Hasta Alfonso X, el Sabio
La invasión de España por los árabes promovió en el norte el nacimiento de varios estados al agruparse los godos fugitivos, que desde el principio ejercieron una tenaz resistencia a los generales del emirato Omeya del sur.
El primero de ellos fue el reino de Asturias, el cual desde sus orígenes mostró cierta tendencia hacia la disgregación, como ocurrió tras la abdicación de Alfonso III (866-910) en el año 901, que dio lugar al nacimiento del reino leonés y al de Galicia. Mientras, la cordillera pirenaica contemplaba la constitución de los otros estados cristianos: Navarra (905), Aragón y Cataluña; las pretensiones de la monarquía asturleonesa se concretaban en gobernar sobre toda España, pues se sentía heredera directa del Imperio visigodo y tenía afán de reconquistar toda la Península del yugo islámico. Castilla, sin embargo, nació como fuerza innovadora y después de un periodo convulsivo que duró la mitad del siglo X, logró una autonomía dentro del reino leonés, al que con el tiempo absorberá, para constituirse finalmente en un país nuevo que poco o nada tendría que ver con el pasado. La guerra por tierra con el emirato ,y luego califato, de Córdoba durante los siglos VIII a XI, absorbió todos los esfuerzos de estos reinos, e impidió la constitución de fuerzas marítimas cristianas que evitasen las incursiones árabes, normandas o corsarias, sin duda depredadoras de las poblaciones costeras y del poco comercio marítimo o de la escasa pesca que pudiese existir.
Diego Gelmírez (segunda mitad del s.XI-1140), obispo de Iria-Santiago, hombre ambicioso, emprendedor y de gran prestigio entre sus conciudadanos, sobre todo después de haber influido en la coronación de Alfonso Enríquez como rey de Galicia (1110), más tarde Alfonso VII de Castilla y León (1126-1157), concibió la idea de crear una fuerza naval para hacer frente a las expediciones corsarias de normandos, ingleses y árabes que periódicamente asolaban las costas del noroeste español.
Un primer éxito de los marinos gallegos de Padrón sobre una agrupación de ingleses probablemente de Kent y Sussex- en las cercanías del castillo de San Payo de Leito (1111), animó a Gelmírez a construir unos astilleros primitivos en Iria donde comenzó la fabricación de galeras gracias a la ayuda de técnicos procedentes de Pisa y Génova; con ellas realizaron una incursión en 1115 en territorio ocupado por los musulmanes. Como era normal en las costas de Inglaterra y Portugal, y las atlánticas de Francia y España, el tipo de naves que se construía se acercaba mucho a la galera mediterránea; a partir de mediados del siglo XIII la tipología se aproxima más a la coca a vela del norte de Europa, con sendas superestructuras o castillos a proa y popa y numerosas variantes, citadas por Alfonso X el Sabio en Las Partidas.

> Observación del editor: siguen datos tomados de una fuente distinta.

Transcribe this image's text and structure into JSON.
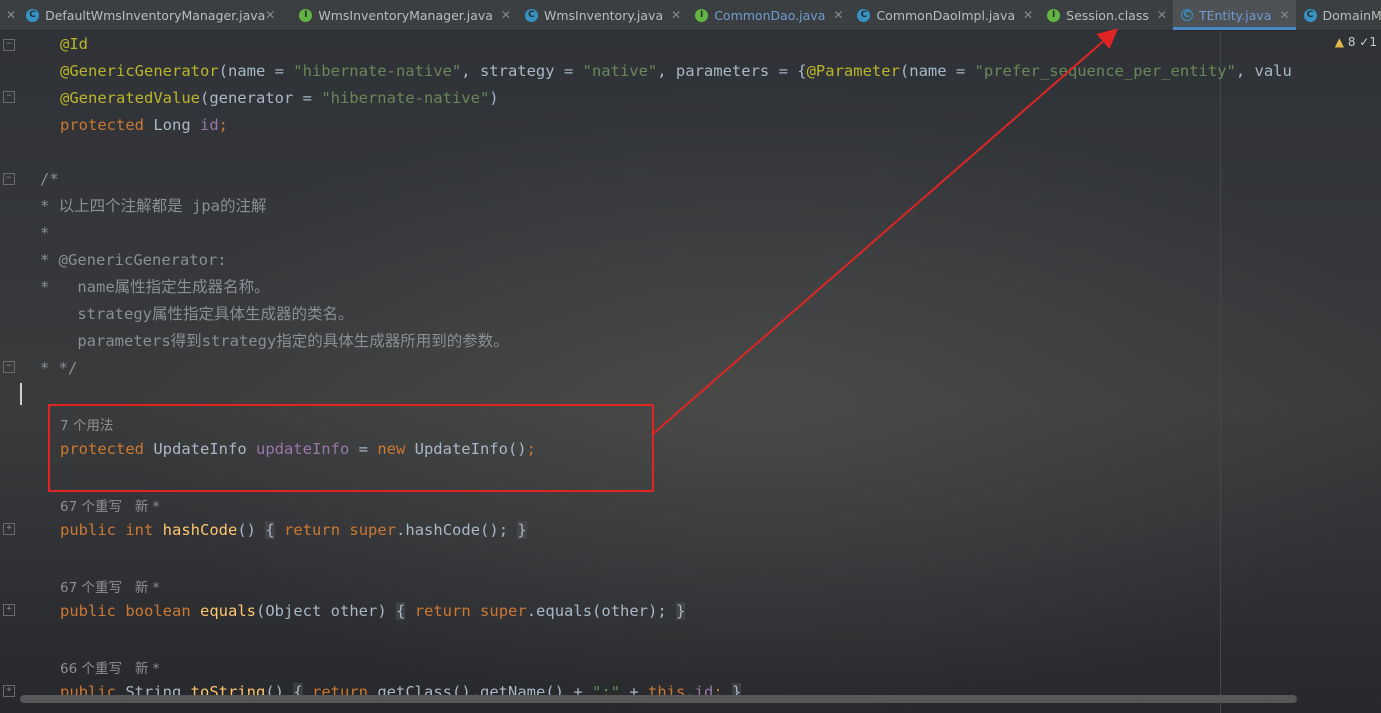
{
  "tabs": [
    {
      "label": "DefaultWmsInventoryManager.java",
      "type": "c",
      "active": false
    },
    {
      "label": "WmsInventoryManager.java",
      "type": "i",
      "active": false
    },
    {
      "label": "WmsInventory.java",
      "type": "c",
      "active": false
    },
    {
      "label": "CommonDao.java",
      "type": "i",
      "active": false
    },
    {
      "label": "CommonDaoImpl.java",
      "type": "c",
      "active": false
    },
    {
      "label": "Session.class",
      "type": "i",
      "active": false
    },
    {
      "label": "TEntity.java",
      "type": "cls",
      "active": true
    },
    {
      "label": "DomainModel.java",
      "type": "c",
      "active": false
    }
  ],
  "inspection": {
    "warnings": "8",
    "ok": "1"
  },
  "code": {
    "l1": "@Id",
    "l2_ann": "@GenericGenerator",
    "l2_a": "(name = ",
    "l2_s1": "\"hibernate-native\"",
    "l2_b": ", strategy = ",
    "l2_s2": "\"native\"",
    "l2_c": ", parameters = {",
    "l2_ann2": "@Parameter",
    "l2_d": "(name = ",
    "l2_s3": "\"prefer_sequence_per_entity\"",
    "l2_e": ", valu",
    "l3_ann": "@GeneratedValue",
    "l3_a": "(generator = ",
    "l3_s": "\"hibernate-native\"",
    "l3_b": ")",
    "l4_kw": "protected",
    "l4_t": " Long ",
    "l4_f": "id",
    "l4_e": ";",
    "c1": "/*",
    "c2": "* 以上四个注解都是 jpa的注解",
    "c3": "*",
    "c4": "* @GenericGenerator:",
    "c5": "*   name属性指定生成器名称。",
    "c6": "    strategy属性指定具体生成器的类名。",
    "c7": "    parameters得到strategy指定的具体生成器所用到的参数。",
    "c8": "* */",
    "hint_usages": "7 个用法",
    "u_kw": "protected",
    "u_t": " UpdateInfo ",
    "u_f": "updateInfo",
    "u_a": " = ",
    "u_kw2": "new",
    "u_b": " UpdateInfo()",
    "u_e": ";",
    "hint_hash": "67 个重写   新 *",
    "h_kw": "public int",
    "h_sp": " ",
    "h_fn": "hashCode",
    "h_p": "()",
    "h_ob": "{",
    "h_kw2": "return",
    "h_sup": "super",
    "h_call": ".hashCode();",
    "h_cb": "}",
    "hint_equals": "67 个重写   新 *",
    "e_kw": "public boolean",
    "e_fn": "equals",
    "e_p": "(Object other)",
    "e_ob": "{",
    "e_kw2": "return",
    "e_sup": "super",
    "e_call": ".equals(other);",
    "e_cb": "}",
    "hint_tostring": "66 个重写   新 *",
    "t_kw": "public",
    "t_ty": " String ",
    "t_fn": "toString",
    "t_p": "()",
    "t_ob": "{",
    "t_kw2": "return",
    "t_call": " getClass().getName() + ",
    "t_s": "\":\"",
    "t_plus": " + ",
    "t_this": "this",
    "t_dot": ".",
    "t_f": "id",
    "t_e": ";",
    "t_cb": "}"
  },
  "annotation": {
    "highlight_color": "#e02424"
  }
}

Es difícil precisar cuando la corona de Castilla dispuso por primera vez de naves a su servicio; ciertamente Alfonso VII, el Emperador, gracias a su propia marina, apoyada por genoveses, pisanos, venecianos y catalanes, bloqueó y tomó Almería a los almorávides (1147), pero poco o nada pudo hacer para cortar el paso de los almohades cuando invadieron España y derrotaron al rey Alfonso VIII (1158-1214) en Alarcos (1195). Pronto se desquitó al vencer en las Navas de Tolosa (1212). Su sucesor Fernando III, el Santo, ocupó Córdoba, la antigua capital del califato Omeya, el año 1236, y después Jaén (1246).
Su siguiente objetivo fue Sevilla (1247), pero al comprender que sería imposible tomarla ya que los sitiados recibían auxilios sin interrupción por el río Guadalquivir, hizo formar una escuadra de naos gruesas y galeras, reunida a toda prisa en el Cantábrico a las órdenes del almirante Ramón Bonifaz, para que acudiese a Sevilla. Con su auxilio, la ciudad se rindió en 1248. El rey castellano reconstruyó y amplió las atarazanas árabes y comenzó la fabricación de naves y galeras para la corona, que fueron empleadas por su hijo y sucesor Alfonso X el Sabio (1252-1284) para reconquistar Cádiz (1262), aunque fracasaron en Algeciras ante los benimerines (1278). Uno de los títulos de la segunda Partida de este monarca es un monumento a la organización de la marina de la época, y da una idea del avance conseguido en la construcción y el armamento navales.